Battling Tamira Paszek was seeing double. The in-form Austrian had to use every ounce of mental strength to come back from a poor first set to defeat a tall, blonde woman who had threaten to blow her off court, such was the power in the shots.
It was not Caroline Wozniacki, the No. 7 seed she upset in the first round, though. This time it was Yanina Wickmayer of Belgium, but the similarities between the two matches were striking.
Paszek eventually won this marathon match 2-6, 7-6 (4), 7-5 in two hours and 40 minutes of gripping tennis to extend her overall sequence to eight consecutive victories on grass.

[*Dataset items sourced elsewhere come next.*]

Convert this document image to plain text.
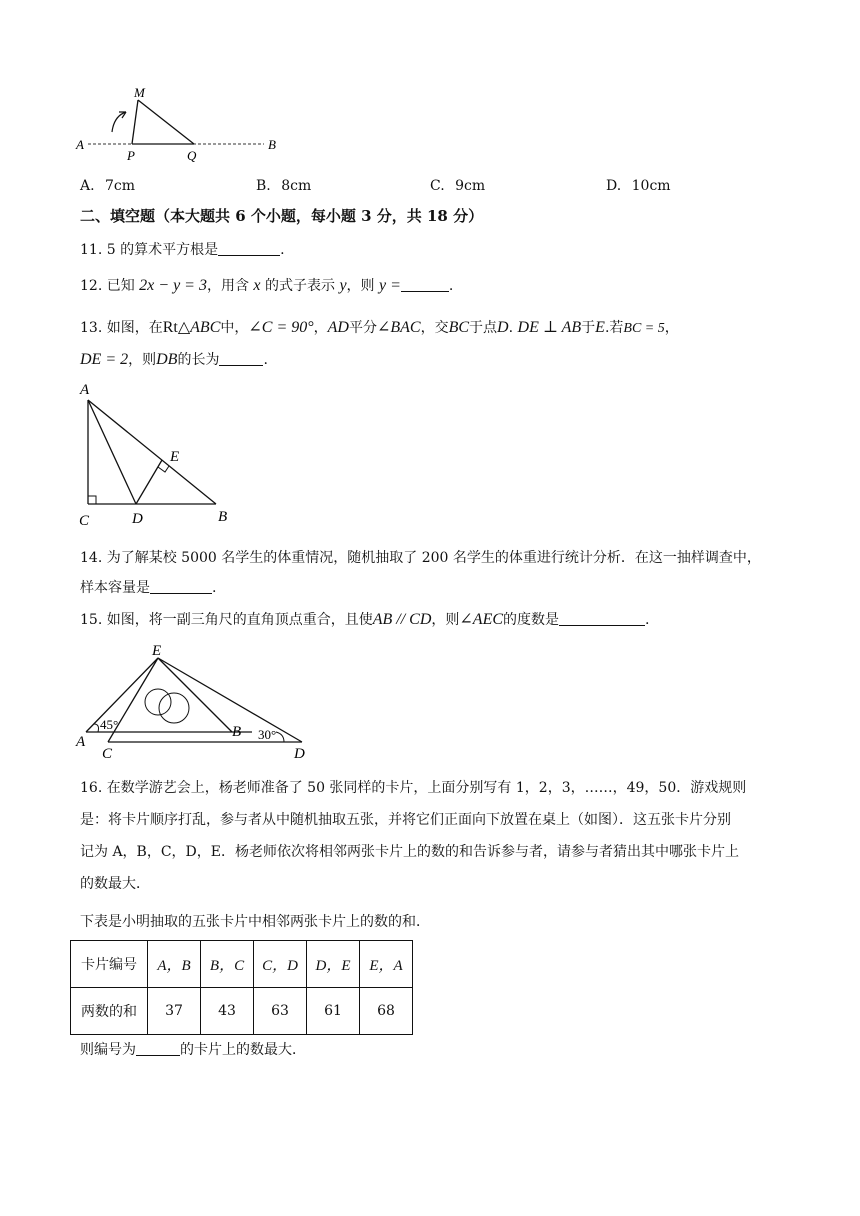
M
A
P	Q
B
A. 7cm	B. 8cm	C. 9cm	D. 10cm
二、填空题（本大题共 6 个小题，每小题 3 分，共 18 分）
11. 5 的算术平方根是	.
12. 已知 2x − y = 3，用含 x 的式子表示 y，则 y =	.
13. 如图，在Rt△ABC中，∠C = 90°，AD平分∠BAC，交BC于点D. DE ⊥ AB于E.若BC = 5，
DE = 2，则DB的长为	.
A
C	D	B
E
14. 为了解某校 5000 名学生的体重情况，随机抽取了 200 名学生的体重进行统计分析．在这一抽样调查中，
样本容量是	.
15. 如图，将一副三角尺的直角顶点重合，且使AB // CD，则∠AEC的度数是	.
E
A
C
B
D
45°
30°
16. 在数学游艺会上，杨老师准备了 50 张同样的卡片，上面分别写有 1，2，3，……，49，50．游戏规则
是：将卡片顺序打乱，参与者从中随机抽取五张，并将它们正面向下放置在桌上（如图）．这五张卡片分别
记为 A，B，C，D，E．杨老师依次将相邻两张卡片上的数的和告诉参与者，请参与者猜出其中哪张卡片上
的数最大．
下表是小明抽取的五张卡片中相邻两张卡片上的数的和．
卡片编号	A，B	B，C	C，D	D，E	E，A
两数的和	37	43	63	61	68
则编号为	的卡片上的数最大．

Paszek went into the match full of confidence having won at Eastbourne last week and shocking Wozniacki on Tuesday, however she looked surprisingly nervy for someone in arguably the form of her life.
Wickmayer looked far from overawed, and Paszek was undone by the sheer power of the 6ft Belgian who raced to a 3-0 lead. Paszek was struggling to even win a point, although she briefly hit back by winning the fourth and fifth games before Wickmayer ran away with the first set.
Paszek, though, recovered in the second set and with the help of some beautiful forehand winners and some inconsistent play from Wickmayer found a way back into the contest, racing to a 3-0 lead. This was proving to be an edge-of-your-seats contest and Wickmayer soon got it back to 4-4. But then the pair exchanged further breaks and the second set was settled on a tiebreaker, 7-4 to the Austrian, who levelled the match with a dream backhand pass.
The momentum was firmly with Pazek as she immediately broke to take an early 2-0 lead despite a blistered thumb.
Wickmayer was not to be outdone though and from 4-2 down came back to 5-4 with two further breaks to put her on the brink of the fourth round. Paszek’s incredible will to win helped her to come back though with some brave hitting rescuing the match.
With both players struggling with their serve it was Paszek who broke again to clinch a fine victory, and she will now take on Italian No. 21 seed Roberta Vinci who saw off the hard-working veteran qualifier Mirjana Lucic, of Croatia, in a tale of two tie-breaks.
Lucic reached the semi-finals here in 1999 as a 17-year-old and beat Marion Bartoli, the No. 9 seed, in the second round, so Vinci could forget all about having an easy afternoon. So it proved.
Even after the Italian had broken to take a 2-1 lead, wily old campaigner Lucic came straight back to break immediately. It was no surprise that the set went to a tie-breaker with the Croat fiercely competitive throughout, although Vinci had enough nous to close the first set out 7-4 in the ‘breaker.
Lucic was never realistically troubling the Vinci serve although she held her own in the second set, not wanting to give up all her good work this week without a fight. It went with serve before the Italian clinched the tiebreak 7-3 to claim a piece of her own history – this was the first time Vinci has ever reached a Grand Slam fourth round.